'Hizmetle tartışma kısa sürede bitecektir'
Başbakan Yardımcısı Arınç İngiltere'de, Gülen hizmet hareketiyle olan tartışmların kısa sürede biteceğine inandığını söyledi
LONDRA - Başbakan Yardımcısı Bülent Arınç son günlerdeki Gülen hareketi odaklı tartışmalara değinerek, "Ben şahsen inanıyorum ki bu tartışmalar kısa zamanda son bulacaktır. Çünkü o hareketin genelde bu tür olayları tasvip etmediğine inanıyorum. Şu andaki karşılıklı atışmalar, söz düelloları bir tarafa, temelde Türkiye sevdalılarının bir noktada tekrar buluşması beklenebilir" dedi.
İngiltere'nin önde gelen düşünce kuruluşlarından Chatham House'da, "Türkiye'de Demokrasinin Geleceği: Algılar ve Gerçekler" konulu bir konuşma yapan Arınç, "Gülen hareketi ile hükümetimiz arasında bir sıkıntı var. Yani herkes, sizler de zannediyorum İngiltere'de yaşayanlar da... Fethullah Gülen, Fethullah Gülen Hocaefendi, Gülen hareketi, Gülen ideolojisi, Gülen'in enstitülerinin bile kurulduğu ülkeler var. İslam anlayışı, Hizmet anlayışı, her yerde biliniyor, bazen de tartışılıyor. Bu hareket etkili bir hareket. Okulları var, ekonomik gelişmişlik içindeler, medya alanında çok güçlüler ve başarılılar" ifadesini kullandı.
Son aylarda özellikle Gülen cemaati ile olan ilişkilerin sorulması üzerine Arınç, "Son zamanlara kadar da siyasi noktada beraberliğimiz vardı. Yani parti olarak bizleri destekliyorlar, aynı zamanda Türkiye'nin demokratikleşmesi, özgürlük yolunda attığımız adımlarda bizimle birlikte hareket ediyorlardı. Son olaylarda şüphesiz bu çok geniş olan kitleyi itham etmiyoruz ama bu kitlenin içinde bir kısım yargı mensupları ve emniyet mensupları başta olmak üzere, farklı amaçlarla birtakım işler yaptıkları ortaya çıktı. Bu çok üzülecek bir olaydır" diye konuştu.
Arınç, şöyle devam etti:
"Bu sebeple hükümetin alaşağı edilmesi, önümüzdeki seçimlere giderken hükümetin kolunun kanadının kırılmasını amaçlayan bu siyasi operasyon sebebiyle bugünlerde bir tartışma yaşıyoruz.

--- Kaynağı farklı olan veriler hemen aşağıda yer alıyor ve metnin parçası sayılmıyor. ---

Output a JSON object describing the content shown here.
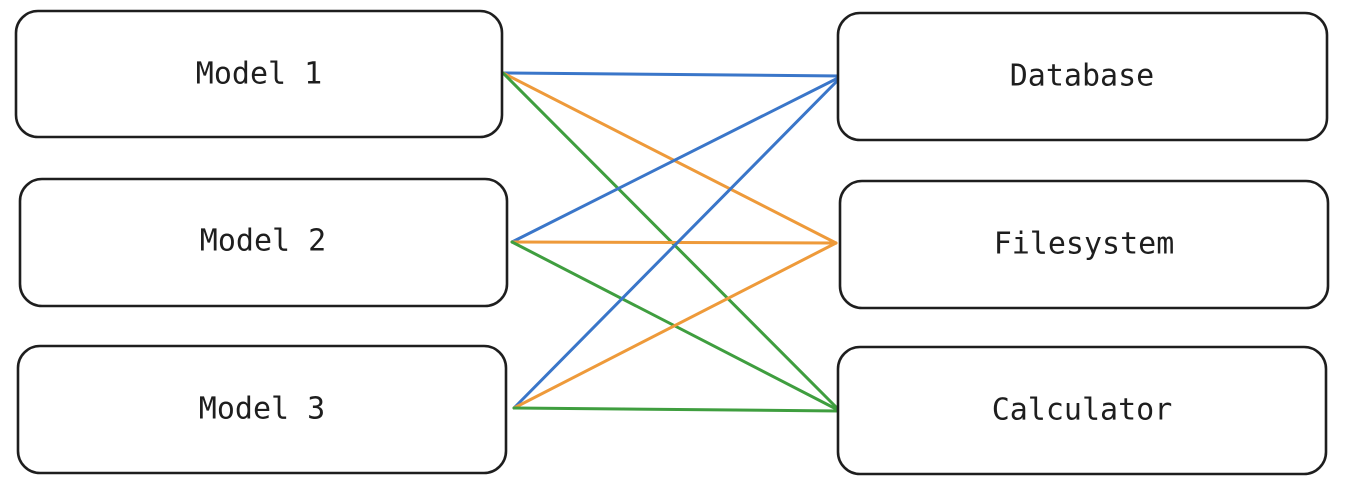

Ben şahsen inanıyorum ki, bu tartışmalar kısa zamanda son bulacaktır. Çünkü o hareketin genelde bu tür olayları tasvip etmediğine inanıyorum.
Şu andaki karşılıklı atışmalar, söz düelloları bir tarafa, temelde Türkiye sevdalılarının bir noktada tekrar buluşması beklenebilir. Siyasi olarak bize bu seçimlerde zarar verir mi? Verebilir. Vermeyebilir de… Çünkü biz iki seçmenden birinin oyunu alan yüzde 50'lik bir iktidarız. Bu şu anda da geriye düşmüş durumda değil. Ama onların bir oyu bile bizim için değerli. İsteriz ki oylarını, siyasi desteklerini tekrar bize versinler. Yaşadığımız olayları onların da anlayışla karşılayacağını, bu noktada hükümetimizin tavrını destekleyeceklerini ümit ediyoruz. Kategorik olarak bu harekete karşı değiliz. Bunların iyi niyetle Türkiye içinde, dışında faaliyetler gösterdiğine büyük kitle olarak hepimiz inanıyoruz."
İnternet düzenlemesi
Arınç, hükümetin internet kullanımı konusundaki düzenlemelere ilişkin soruları şöyle yanıtladı:
"Samimi olduğumu ve güvendiğinizi düşünüyorum. Yaptığımız her şey eleştirilebilir. Bu eleştirileri büyük bir hoşgörü ile karşılayacağız. Ben uzun siyaset hayatım boyunca hep muhalefet partilerinde kaldım. Şimdi iktidar partisindeyim. Ancak muhalefetin ne kadar büyük bir ihtiyaç olduğunu, gerek olduğunu, muhalefet olmadan demokrasi olmayacağına yürekten inanan bir insanım. Eleştirilere açığız. Ancak eleştiri ile hakaret arasındaki farkı da iyi bilenlerdeniz. Sonuna kadar eleştiride özgürlük olmalı. Buna bütün mevcudiyetimizle inanırız. Ama kişilik haklarına saldırı veya kişileri küçültücü, aşağılayıcı bir tavır kesinlikle olmamalı.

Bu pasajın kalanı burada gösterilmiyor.